Nutrition Facts
What Does The Data Say About Vitamin D3 And K2 For Bone Health?
Calcium supplements aren’t the bone-health solution many women think they are. In this article, I break down what the science really says about Vitamin D3 and Vitamin K2—who may benefit, who shouldn’t supplement, and how to support strong bones without increasing cardiovascular risk.

Recently, a few of my Instagram posts about osteoporosis and supplemental calcium went viral. Thousands of you wanted to know more about these “bone” vitamins.
Before we dive in, let me reiterate: there has been extensive data out for well over 10 years that shows that supplemental calcium of any kind, when taken by the vast majority of post-menopausal women with osteoporosis:
- Does not lower the risk of fractures
- Actually increases the risk of heart attacks and kidney stones
That means most women should not take calcium in supplement form. They should get it from food. Now, with that out of the way, let’s talk about the vitamins everyone’s curious about: Vitamin D3 and K2.
Vitamin D3: Helpful When It’s Correcting a Problem
First up: Vitamin D3. This vitamin helps your bones absorb calcium. When vitamin D is deficient, bones suffer. That part is not controversial. The question is whether everyone needs a supplement to prevent fractures.
- The General View: The USPSTF (2024 draft) suggests that healthy older adults do not need routine Vitamin D supplements for fracture prevention, as the evidence shows no net benefit.
- The Nuanced View: The Endocrine Society’s 2024 guideline suggests that certain groups (like adults over 75) may still benefit from supplementation, even if there’s uncertainty around optimal targets for broad “prevention” use.
Translation: Vitamin D is most helpful when you’re deficient, have limited sun exposure, have malabsorption risk, osteoporosis, or other clear indications.
Personally? I take D3 intermittently at a dose of 1000-2000 units a day. More is NOT better: 4,000 units a day is the maximum (or you can get 15 minutes of outdoor natural sunlight, but the tradeoff is sun/skin damage).
Vitamin K2: The “Traffic Cop” Hypothesis
Think of Vitamin K2 as the “traffic cop” for your bones. It activates two key proteins that manage calcium in the body: osteocalcin, which helps bind calcium to bones and teeth, and matrix Gla protein (MGP), which prevents calcium from depositing in blood vessels.
- Zoom In: K2 shuttles calcium into bones and teeth (where you want it) and keeps it out of arteries and soft tissues (where you don’t).
Researchers have looked at K2 forms (like MK-4 or MK-7) to see if they can increase bone density. While most experts agree that Vitamin K plays a role in bone metabolism, the data on whether it actually prevents fractures is inconsistent. It’s not ready for primetime, as the saying goes.
While we do have older trials in postmenopausal women with osteoporosis showing that combined D3 and K2 improved lumbar spine bone mineral density, we don’t have a slam-dunk, “everyone should take D3+K2” body of evidence.
Pros and Cons For Women Over 50
Potential Pros
- Better Absorption: Vitamin D3 may help your body better absorb calcium.

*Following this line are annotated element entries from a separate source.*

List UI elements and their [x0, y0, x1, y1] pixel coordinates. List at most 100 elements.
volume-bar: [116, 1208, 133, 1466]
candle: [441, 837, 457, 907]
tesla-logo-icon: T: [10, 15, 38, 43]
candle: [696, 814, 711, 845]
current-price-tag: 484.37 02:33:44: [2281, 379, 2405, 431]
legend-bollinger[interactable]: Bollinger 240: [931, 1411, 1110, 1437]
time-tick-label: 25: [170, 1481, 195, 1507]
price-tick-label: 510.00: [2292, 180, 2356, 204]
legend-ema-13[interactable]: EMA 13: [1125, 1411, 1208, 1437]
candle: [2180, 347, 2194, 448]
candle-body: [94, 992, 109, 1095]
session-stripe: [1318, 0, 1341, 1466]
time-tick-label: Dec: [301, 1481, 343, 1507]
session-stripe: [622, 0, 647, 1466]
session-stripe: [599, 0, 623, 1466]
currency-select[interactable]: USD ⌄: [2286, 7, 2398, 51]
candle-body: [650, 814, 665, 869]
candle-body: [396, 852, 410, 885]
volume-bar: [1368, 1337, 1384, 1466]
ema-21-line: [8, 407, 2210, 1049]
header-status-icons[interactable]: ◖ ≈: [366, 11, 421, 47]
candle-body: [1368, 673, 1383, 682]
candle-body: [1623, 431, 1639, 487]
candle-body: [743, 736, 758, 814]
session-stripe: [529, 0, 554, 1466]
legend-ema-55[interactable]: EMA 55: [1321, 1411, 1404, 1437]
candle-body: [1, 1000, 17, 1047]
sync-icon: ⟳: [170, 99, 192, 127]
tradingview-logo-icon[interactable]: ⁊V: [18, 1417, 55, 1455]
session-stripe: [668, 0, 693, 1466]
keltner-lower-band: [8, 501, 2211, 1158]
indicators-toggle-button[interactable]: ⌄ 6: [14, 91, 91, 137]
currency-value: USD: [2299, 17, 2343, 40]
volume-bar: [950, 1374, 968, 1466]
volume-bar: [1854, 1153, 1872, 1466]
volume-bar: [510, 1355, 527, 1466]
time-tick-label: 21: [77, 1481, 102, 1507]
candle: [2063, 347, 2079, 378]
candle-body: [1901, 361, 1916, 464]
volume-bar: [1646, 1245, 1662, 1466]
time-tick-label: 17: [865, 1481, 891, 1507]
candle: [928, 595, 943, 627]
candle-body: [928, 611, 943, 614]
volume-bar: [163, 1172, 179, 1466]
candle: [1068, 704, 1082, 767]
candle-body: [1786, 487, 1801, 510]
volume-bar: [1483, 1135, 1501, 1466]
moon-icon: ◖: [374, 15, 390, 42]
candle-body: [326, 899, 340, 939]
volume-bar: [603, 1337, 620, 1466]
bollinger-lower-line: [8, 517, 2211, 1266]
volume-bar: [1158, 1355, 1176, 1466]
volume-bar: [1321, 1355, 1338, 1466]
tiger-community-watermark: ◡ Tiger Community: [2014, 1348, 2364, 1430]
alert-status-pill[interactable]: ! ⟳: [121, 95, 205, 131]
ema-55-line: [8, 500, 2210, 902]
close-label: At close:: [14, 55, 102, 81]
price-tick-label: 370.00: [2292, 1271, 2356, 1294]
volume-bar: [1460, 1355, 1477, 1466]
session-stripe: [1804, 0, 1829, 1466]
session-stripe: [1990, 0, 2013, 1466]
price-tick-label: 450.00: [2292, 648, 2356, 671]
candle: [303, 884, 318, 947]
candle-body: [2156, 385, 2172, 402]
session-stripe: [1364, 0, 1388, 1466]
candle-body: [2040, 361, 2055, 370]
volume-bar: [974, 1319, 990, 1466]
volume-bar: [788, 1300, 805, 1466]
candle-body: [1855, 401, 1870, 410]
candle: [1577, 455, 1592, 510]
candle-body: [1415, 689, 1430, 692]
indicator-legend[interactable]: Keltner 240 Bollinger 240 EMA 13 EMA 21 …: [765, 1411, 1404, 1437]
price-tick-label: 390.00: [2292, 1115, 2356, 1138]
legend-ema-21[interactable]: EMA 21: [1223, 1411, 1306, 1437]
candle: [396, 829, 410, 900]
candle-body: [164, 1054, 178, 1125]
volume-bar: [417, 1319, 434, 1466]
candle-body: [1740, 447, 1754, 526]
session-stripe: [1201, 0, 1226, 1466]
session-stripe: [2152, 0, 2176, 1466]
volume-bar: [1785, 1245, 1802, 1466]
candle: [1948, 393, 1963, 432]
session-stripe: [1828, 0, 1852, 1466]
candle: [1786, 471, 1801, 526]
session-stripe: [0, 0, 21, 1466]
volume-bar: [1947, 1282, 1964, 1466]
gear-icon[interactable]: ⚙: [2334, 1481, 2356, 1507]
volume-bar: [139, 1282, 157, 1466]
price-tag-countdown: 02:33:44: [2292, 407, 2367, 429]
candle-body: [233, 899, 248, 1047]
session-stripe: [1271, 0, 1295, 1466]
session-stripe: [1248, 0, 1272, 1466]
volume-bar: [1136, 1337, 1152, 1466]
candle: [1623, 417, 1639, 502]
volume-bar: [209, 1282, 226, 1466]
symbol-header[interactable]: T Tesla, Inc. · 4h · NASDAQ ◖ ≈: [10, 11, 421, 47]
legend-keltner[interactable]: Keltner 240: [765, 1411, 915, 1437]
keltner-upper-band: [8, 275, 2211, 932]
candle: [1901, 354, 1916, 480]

- Bone Quality: Vitamin K2 may improve bone-related proteins and markers and support bone quality in some settings.
Potential Cons & Cautions
- No “Magic Bullet”: For healthy adults without a deficiency, taking extra Vitamin D3 hasn't shown a clear fracture prevention benefit.
- Medication Conflict: Vitamin K2 interacts with warfarin (and other vitamin K–antagonist anticoagulants). Do not start it without your clinician. This is a hard stop.
- More is Not Better: High-dose supplementation can create imbalances and distract from what actually moves the needle: Protein, strength training, and fall prevention.
Practical Tips For Women Over 50
First, look at your own personal risk factors for low Vitamin D. That includes limited sun exposure, darker skin, a higher BMI, malabsorption, or osteoporosis. If these apply to you, supplementation may be more likely to help. The ideal blood level range hovers around 50.
A few more tips:
- Take Vitamin D3 with a meal that contains fat for better absorption (such as olive oil, salmon, avocado, and eggs).
- Don’t let supplements replace the “big levers”: strength training, adequate protein, and calcium-rich foods like yogurt or kefir, sardines with bones, calcium-set tofu, and leafy greens.
- If you’re considering K2, double-check your medications first. Always inform your doctor about the supplements you take.
Bottom line: D3 makes sense when you need it/for many or most women. K2 might help some women (data does not clearly say who yet or how much), but it’s not a universal bone insurance policy, and at this time, we should get our K2 from whole food sources (Google your favorites) rather than supplements.